I wanted to make grain and dairy free crust for savoury tarts and quiches without coconut oil and flour, which are nearly compulsory ingredients in majority of grain and dairy free bakes without tapioca, buckwheat and quinoa.
Though I can use butter, as it is clear from the ingredient list for this blog, I decided against it, to be able to create the recipe for truly grain and dairy free crust. My goal was to create the crust able to serve 2 purposes: to make savoury tarts and quiches, but also to bake empty shells for individual medium tarts and mini tartlets to use them for serving salads or as canapés base.
for the crust, makes 6-8 medium size individual cases
I baked only 4 and use the rest of the dough to experiment with baking and freezing
- 160g ground whole almonds with skin
- 40g ground flaxseeds
- 80g (1/2 medium) avocado, just starting to become soft, not overly ripe
- 1 egg white, for the reference mine was 34g
- 1/2 tea spoon of sea salt (taste the dough to make sure it is seasoned well)
- pinch of dry thyme and rosemary (can be substituted for any other spices you like, or omitted altogether)
for tart filling, enough to fill 4 individual tarts
- 105g canned salmon, I used wild pink salmon, no salt added
- 1 grated zucchini
- 1 grated large carrot
- 1 egg yolk (leftover from the crust) and 2 whole large eggs
- 1/2 bunch of fresh dill
- 1/2 small red capsicum, chopped
- 2 tea spoons my own garlic and chili peppers paste (use any spices you like)
- 1 table spoon whole chia seeds 5g
- salt and pepper to taste, adjust depending on how salty is your canned salmon
Tart filling is given just an example, you can use any ingredients and make the tart vegetarian with only fresh or roasted vegetables, or use cooked and shredded chicken or turkey breast, or canned tuna instead of salmon.
- grind whole almonds and flaxseeds
- sift almond and flaxseed meal and mix them together
- separate an egg
- puree half of avocado
- mix avocado puree with egg white until fully combined
- add sifted almond and flaxseed mix to wet ingredients
- mix everything together and make a ball
- make the dough flat, cover it with glad wrap and refrigerate for 30-60min
- roll the crust between 2 sheets of baking paper, starting with more pressing motion, and rolling motion thereafter
- peel baking paper and apply it again to uneven surface, it is done without any difficulties
- the dough can be rolled very thin, I made it 2mm
- use cookie cutters to cut the size you want for your individual size tart cases, or make 1 medium size tart or quiche
- blind bake the crust if using thin shallow baking cases, for 10-12 min in preheated to 160C fan forced oven
- bake individual tarts and quiches with fillings when using deeper baking cases for tarts
For the filling
- drain canned salmon and discard all liquid
- grate vegetables
- lightly beat eggs
- combine all ingredients together
- add chia seeds (in case the mix is very wet)

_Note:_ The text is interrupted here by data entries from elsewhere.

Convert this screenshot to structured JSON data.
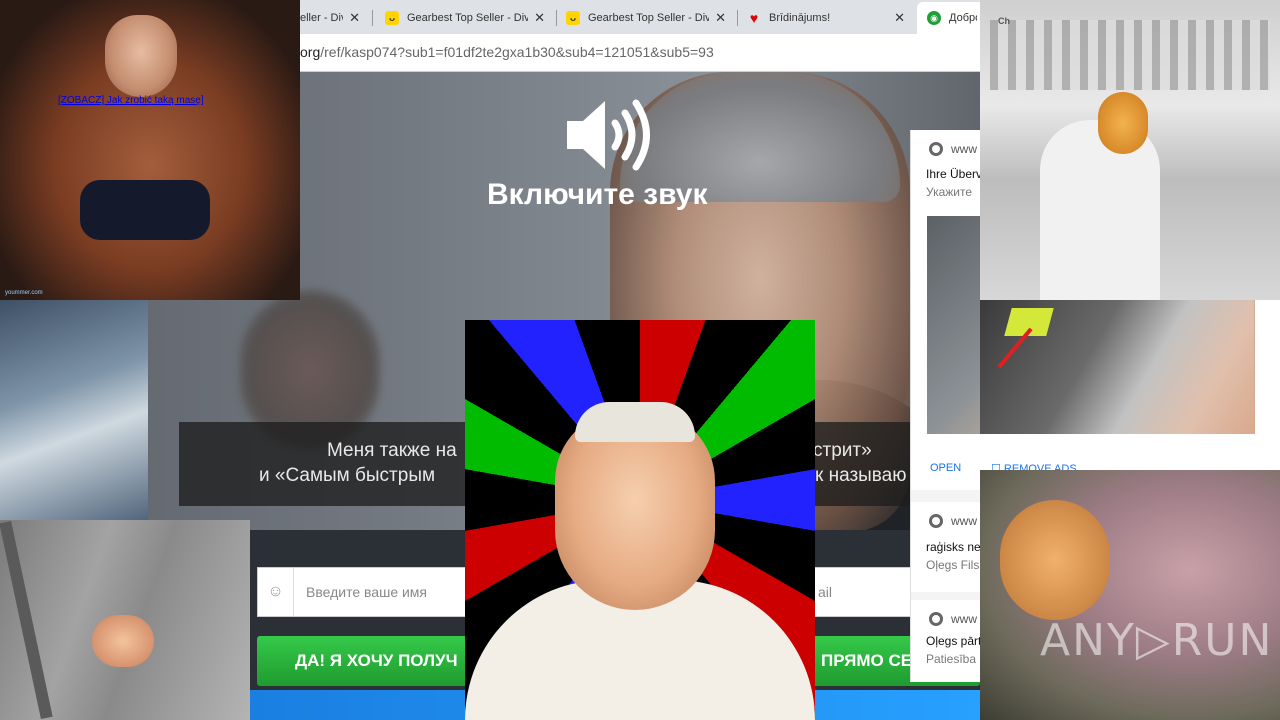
{
  "browser": {
    "tabs": [
      {
        "label": "eller - Div",
        "icon": "gearbest-icon"
      },
      {
        "label": "Gearbest Top Seller - Div",
        "icon": "gearbest-icon"
      },
      {
        "label": "Gearbest Top Seller - Div",
        "icon": "gearbest-icon"
      },
      {
        "label": "Brīdinājums!",
        "icon": "heart-icon"
      },
      {
        "label": "Добро",
        "icon": "site-icon"
      }
    ],
    "close_glyph": "✕",
    "url_visible": "org",
    "url_path": "/ref/kasp074?sub1=f01df2te2gxa1b30&sub4=121051&sub5=93"
  },
  "page": {
    "sound_prompt": "Включите звук",
    "subtitle_line1_left": "Меня также на",
    "subtitle_line1_right": "стрит»",
    "subtitle_line2_left": "и «Самым быстрым",
    "subtitle_line2_right": "к называю",
    "name_placeholder": "Введите ваше имя",
    "email_placeholder_fragment": "ail",
    "cta_left": "ДА! Я ХОЧУ ПОЛУЧ",
    "cta_right": "ПРЯМО СЕ"
  },
  "notifications": {
    "items": [
      {
        "source": "www",
        "title": "Ihre Überv",
        "body": "Укажите"
      },
      {
        "source": "www",
        "title": "raģisks nel",
        "body": "Oļegs Fils :"
      },
      {
        "source": "www",
        "title": "Oļegs pārt",
        "body": "Patiesība n"
      }
    ],
    "open_label": "OPEN",
    "remove_label": "REMOVE ADS"
  },
  "overlays": {
    "bodybuilder_link": "[ZOBACZ] Jak zrobić taką masę]",
    "bodybuilder_watermark": "yoummer.com",
    "shop_brand": "Ch"
  },
  "watermark": "ANY▷RUN",
  "colors": {
    "cta_green": "#2bb53e",
    "link_blue": "#1a73e8",
    "tabbar": "#dee1e6"
  }
}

- use the filling for either blind baked or fresh crust
- bake in preheated to 160C fan forced oven, until the filling is set
The crust had enough fats to be used without greasing non stick individual tart cases. However, after baking in ceramic baking cases, without applying any oil, I had to use sharp knife to separate the crust from the sides, but the bottom separated without any difficulties.
Both bakes were successful, the crust was dry and fully baked in blind baked tarts and in “one go” bake.
It was completely obvious for me, that the best results were achieved with a simple bake of fresh crust, together with the filling in a non-stick individual tart cases. These cases did not have the removable bottom, but there were no problems of taking tarts out of their baking cases. I have frozen the crust to test how it will be baked after defrosting, I will report that later.
Overall the dough was easy to work with. When I rolled part of it too thin, I scraped it, made another ball, and rolled the dough again. In all these processes I used and reused the same 2 sheets of baking paper. It was very easy to peel the paper and separate it from the dough. It terms of taste the crust was excellent for salmon tart, but I am not sure it would be good as the shell for fresh salads. It is too dry. Mine also lacked seasoning, which was nicely balanced in a tart by having salmon with spiced vegetables. This dough can be baked as very thin crackers, if you want to use meat or fish with quite wet sauce, for example your own homemade mayonnaise.
Positive aspects of the crust:
- only 4 main ingredients
- easy to make
- easy to work with
- easy to bake
- keeps the shape well
- good nutritional balance of protein, fat, carbs and fibre
- can be used with any savoury ingredients in fillings
- no coconut taste, prohibitive with some savoury ingredients
Negative aspects of the crust:
- dry texture, not suitable for all needs
Comments about freezing and defrosting to be added later.